Returns a ZipInfo instance that supplies information about the archive member named by string name.

infolist
z.infolist( )

Returns a list of ZipInfo instances, one for each member in archive z, in the same order as the entries in the archive.

namelist
z.namelist( )

Returns a list of strings, the name of each member in archive z, in the same order as the entries in the archive.

printdir
z.printdir( )

Outputs a textual directory of the archive z to file sys.stdout.

read
z.read(name)

Returns a string containing the uncompressed bytes of the file named by string name in archive z. z must be opened for 'r' or 'a'. When the archive does not contain a file named name, read raises an exception.

testzip
z.testzip( )

Reads and checks the files in archive z. Returns a string with the name of the first archive member that is damaged, or None if the archive is intact.

write
z.write(filename, arcname=None, compress_type=None)

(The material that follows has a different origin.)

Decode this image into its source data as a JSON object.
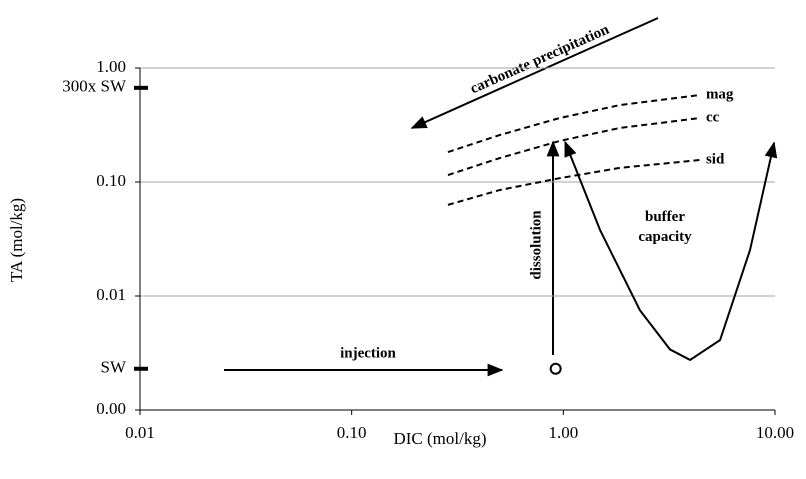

Writes the file named by string filename to archive z, with archive member name arcname. When arcname is None, write uses filename as the archive member name. When compress_type is None, write uses z's compression type; otherwise, compress_type is zipfile.ZIP_STORED or zipfile.ZIP_DEFLATED, and specifies how to compress the file. z must be opened for 'w' or 'a'.

writestr
z.writestr(zinfo, bytes)

zinfo must be a ZipInfo instance specifying at least filename and date_time. bytes is a string of bytes. writestr adds a member to archive z using the metadata specified by zinfo and the data in bytes. z must be opened for 'w' or 'a'. When you have data in memory and need to write the data to the ZIP file archive z, it's simpler and faster to use z.writestr rather than z.write. The latter requires you to write the data to disk first and later remove the useless disk file. The following example shows both approaches, each encapsulated into a function and polymorphic to each other:

import zipfile def data_to_zip_direct(z, data, name): import time zinfo = zipfile.ZipInfo(name, time.localtime( )[:6]) zinfo.compress_type = zipfile.ZIP_DEFLATED z.writestr(zinfo, data) def data_to_zip_indirect(z, data, name): import os flob = open(name, 'wb') flob.write(data) flob.close( ) z.write(name) os.unlink(name) zz = zipfile.ZipFile('z.zip', 'w', zipfile.ZIP_DEFLATED) data = 'four score\nand seven\nyears ago\n' data_to_zip_direct(zz, data, 'direct.txt') data_to_zip_indirect(zz, data, 'indirect.txt') zz.close( )

Besides being faster and more concise, data_to_zip_direct is handier, since it works in memory and doesn't require the current working directory to be writable, as data_to_zip_indirect does. Of course, method write also has its uses when you already have the data in a file on disk and just want to add the file to the archive.

Here's how you can print a list of all files contained in the ZIP file archive created by the previous example, followed by each file's name and contents:

import zipfile zz = zipfile.ZipFile('z.zip') zz.printdir( ) for name in zz.namelist( ): print '%s: %r' % (name, zz.read(name)) zz.close( )

10.6.5. The zlib Module

The zlib module lets Python programs use the free InfoZip zlib compression library (http://www.info-zip.org/pub/infozip/zlib/), version 1.1.3 or later. Module zlib is used by modules gzip and zipfile, but is also available directly for any special compression needs. The most commonly used functions supplied by module zlib are the following:

compress
compress(s, level=6)

Compresses string s and returns the string of compressed data. level is an integer between 1 and 9; 1 requests modest compression but fast operation, and 9 requests compression as good as feasible, requiring more computation.

decompress
decompress(s)

Decompresses the compressed data string s and returns the string of uncompressed data.

Module zlib also supplies functions to compute Cyclic-Redundancy Check (CRC) checksums to detect damage in compressed data. It also provides objects to compress and decompress data incrementally to work with data streams too large to fit in memory at once. For such advanced functionality, consult the Python library's online reference.